One Geek Support character who has actively turned away from the field based hero role appears in the recent Bond film, Skyfall. Bond is assisted by a unnamed black female agent, who can drive, shoot, wisecrack and hold her own just as effectively as he can. Eventually though, she chooses to step back from agent status and work in an administration based role. It’s refreshing to see this presented as a choice for a liberated young woman rather than something which is forced upon her, although she did shoot Bond in her first assignment which may have influenced her decision and may undermine her abilities in the eyes of the more traditional fans. At least now we know, however, that Miss Moneypenny for the 21st century is just as capable of kicking some bad guy ass as the agents who wait outside M’s door for her permission to go in.

Even for the more active female Geek Support characters, it is notable that they end up leaving their sanctuary of tech and research out of necessity rather than desire. Even Evie Carnahan, who went on to play an important role in the events of The Mummy and continued her work in the field alongside her husband Rick O’Connell, was influenced primarily by the rejection of her application to work with the Bembridge scholars. It was this which drove her toward field work, as this was the area where her application was judged to be most lacking. Had Evie been allowed to join them without gathering this experience, she may have stayed within her libraries for the rest of time. Lucky for the fans of the movie series that she didn’t, however.

Librarians and library lovers play important roles in supporting the heroes of our stories, and increasingly have become more active as their series have progressed. Ron Weasley may mock his bookish friend Hermione for her interest in books (‘it’s what Hermione does. When in doubt, go to the library!’), but it is her books and her logical thinking which guide Harry through his quest to locate and destroy Voldermort’s horcruxes. Meanwhile, feminist icon Buffy the Vampire Slayer’s efforts toward saving the world would not have been anywhere near so successful without being supported by her friend Willow’s hacking skills and the resources of the Mr Giles’ school library, where everyone’s willing to get down with the research to identify this week’s Big Bad. While Giles, Willow and Xander do become more active in the slaying part of the series later on, it is their research skills and work behind the scenes which are most useful to Buffy, especially in the early series. There is a reason why every female slayer has an older and more learned watcher with experience and knowledge at his disposal to guide her efforts, although Buffy as a series is notable for reversing the gender norm within that dichotomy.

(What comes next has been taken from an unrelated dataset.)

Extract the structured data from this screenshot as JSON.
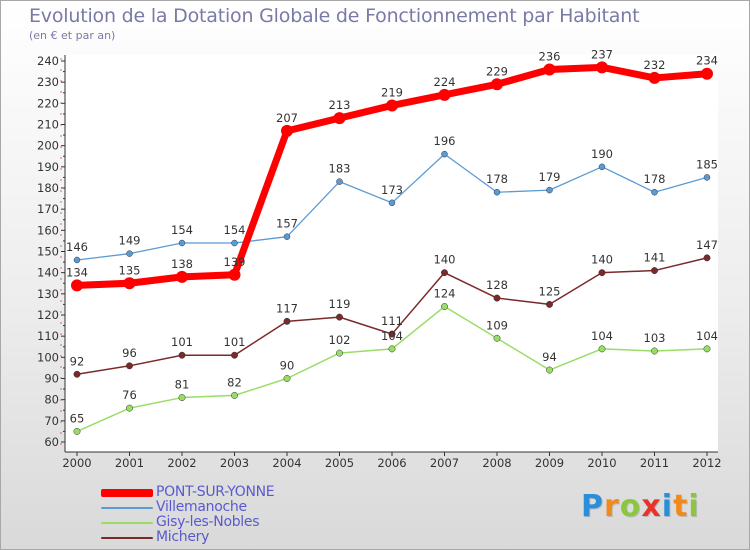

The Geek Support cast members even act as consciences to the heroes who go too far or know that they risk becoming lost to their cause. Take for example Lucius Fox, who starts out during Batman Begins stuck in Applied Sciences at Wayne Enterprises but is later promoted by Bruce to CEO, showing just how much his character and judgement are valued by Bruce. Indeed, when Batman uses Fox’s technology to spy on Gotham, the only person he trust to ensure its destruction is the man who made it.

Geeks are slowly pulling together their credentials as being more than just the brains behind the brawn. It’s been a great evolution over time from being the unacknowledged purveyors of support to becoming active and capable characters out in the field of the action. We’re entering the final stage of this evolution now, though the Marvel film franchise, which has finally given us a Geek who is fully in charge of his own show. Who does the research, reads the homework, invents the gadgets and comes up with the techie solutions. Who also wears the tux, fights the good fight, all while blessed with the money, the social status, the looks and the love interest and the full acceptance of the public who know exactly who he is. He is Iron Man. Mr Tony Stark – take a bow, as you usher in the new era of the Geek Superhero and show that after long years of patient waiting for their time in the spotlight, the geeks truly shall inherit the earth.